En el mismo libro usted recuerda a otro "León", ya que hablábamos de Unamuno, pero este era el León de Tarapacá.
"El León de Tarapacá" es una de las figuras dominantes de la política del siglo XX chileno. Era un hombre fascinante. La verdad es que si alguien fuera capaz de escribir una buena novela sobre el León se anotaría un poroto. Era malicioso, le encantaba equivocarse y decir garabatos delante de las damas y luego decir: "!Oh!" y se daba vuelta como si no se hubiera dado cuenta. Inteligente, muy inteligente, con un manejo político extraordinario. Si quisiera definir cuál es mi visión de don Arturo Alessandri, diría que es "un conductor que se dejó conducir". Porque muchos le reprochan que él cambió de posición política: empezó siendo más o menos chascón, y después terminó siendo bastante peinado, tenía menos que peinar pero, bastante peinado. Y en esa evolución, está la "intrahistoria del país", él no fue así por decisión propia, tajante y categórica, sino más bien, siguiendo a sus seguidores.
En su libro Cuentos Completos hay uno que se llama La Canilla de Don Quijote, donde usted se refiere a una frase muy manida.
El primer elemento es la fama de "creídos" de los talquinos. Luego, el que en los primeros años de Ferrocarril, por alguna de esas cosas misteriosas, el tren que iba al sur paraba en Talca un rato largo, porque tenía que empalmar con otro. En esta parada, la gente se bajaba del tren y recorría la calle del comercio. Ahí había una sombrerería de un señor francés, quien por darse prestigio puso debajo del nombre de la tienda, "Talca, París y Londres". ¡No era ninguna mentira! Puesto que los sombreros efectivamente se vendían en Talca, París
y Londres.
Aquí tenemos la verdadera historia de la famosa frase: "Talca, París y Londres", y usted inserta esto dentro de un cuento que lleva el nombre de La Canilla de Don Quijote, que uno podría pensar que es un relato perfectamente español y, sin embargo, es bastante más talquino.
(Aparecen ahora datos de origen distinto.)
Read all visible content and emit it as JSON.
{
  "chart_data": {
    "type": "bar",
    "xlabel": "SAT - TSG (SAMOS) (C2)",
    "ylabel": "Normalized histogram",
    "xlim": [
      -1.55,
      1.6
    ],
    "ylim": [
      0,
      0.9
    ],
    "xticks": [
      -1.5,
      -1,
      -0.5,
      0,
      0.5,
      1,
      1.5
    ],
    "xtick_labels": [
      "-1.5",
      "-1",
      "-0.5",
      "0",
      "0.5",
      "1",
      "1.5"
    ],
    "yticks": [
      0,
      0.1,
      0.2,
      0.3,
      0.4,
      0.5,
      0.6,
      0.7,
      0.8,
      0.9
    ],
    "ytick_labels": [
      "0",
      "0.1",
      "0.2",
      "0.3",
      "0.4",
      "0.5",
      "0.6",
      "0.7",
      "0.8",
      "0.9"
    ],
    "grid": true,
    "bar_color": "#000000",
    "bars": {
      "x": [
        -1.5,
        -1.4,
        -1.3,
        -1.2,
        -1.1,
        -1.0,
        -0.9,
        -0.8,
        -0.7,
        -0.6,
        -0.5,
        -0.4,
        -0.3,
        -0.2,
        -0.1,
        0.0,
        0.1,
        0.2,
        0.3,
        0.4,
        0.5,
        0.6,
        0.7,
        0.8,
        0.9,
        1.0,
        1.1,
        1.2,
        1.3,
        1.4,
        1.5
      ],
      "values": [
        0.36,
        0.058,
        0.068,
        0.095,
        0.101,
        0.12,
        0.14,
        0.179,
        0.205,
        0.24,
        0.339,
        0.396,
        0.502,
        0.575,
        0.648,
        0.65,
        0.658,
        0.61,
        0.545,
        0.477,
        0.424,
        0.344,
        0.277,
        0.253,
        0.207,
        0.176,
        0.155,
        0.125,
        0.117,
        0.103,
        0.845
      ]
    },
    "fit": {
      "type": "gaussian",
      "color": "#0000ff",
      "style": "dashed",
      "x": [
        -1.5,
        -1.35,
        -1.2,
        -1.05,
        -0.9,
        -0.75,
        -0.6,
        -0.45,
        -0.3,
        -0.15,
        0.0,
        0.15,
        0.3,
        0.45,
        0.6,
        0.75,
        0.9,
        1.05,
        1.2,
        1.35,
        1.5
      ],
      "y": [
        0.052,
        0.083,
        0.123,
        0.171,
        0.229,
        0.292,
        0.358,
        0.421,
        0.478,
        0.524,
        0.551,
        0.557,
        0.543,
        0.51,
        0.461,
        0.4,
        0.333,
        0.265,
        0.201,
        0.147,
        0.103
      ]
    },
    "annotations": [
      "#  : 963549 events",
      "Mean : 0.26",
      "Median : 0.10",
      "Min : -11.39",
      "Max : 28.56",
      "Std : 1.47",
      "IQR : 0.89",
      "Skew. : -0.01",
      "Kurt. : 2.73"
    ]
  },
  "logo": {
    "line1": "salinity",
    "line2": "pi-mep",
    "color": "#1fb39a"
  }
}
Y es que una de las cosas con que se reían de los talquinos es que éstos decían que en la plaza de Talca estaba sepultada la canilla de Don Quijote. "La canilla", cuando debe haber tenido dos, pero en fin, que alli estaba sepultada La Canilla de Don Quijote...
Pero ya es bastante, al menos una canilla...
Y con eso sacaban mucho trote los talquinos, y no son los únicos, porque también cerca de Cataluña, en Reus, quienes también tienen fama de creídos, dicen que allí también está sepultada la canilla de Don Quijote.
En este relato también se refiere a la imposibilidad de la escritura, a pesar del deseo de transmitir, sin embargo, la palabra se queda corta.
Esa es una de las primeras cosas que uno aprende: que la palabra siempre se queda corta. Y es muy frustrante, a veces, cuando uno tiene mucha vehemencia por comunicar algo de una manera muy concreta, muy precisa, y no se puede. Así, por ejemplo, si yo digo "libertad", lo que sale de mí no es lo mismo que ustedes reciben. Cuando uno quiere comunicar, se encuentra con la valla de que las mismas palabras que uno usa para comunicar, están de algún modo traicionándonos.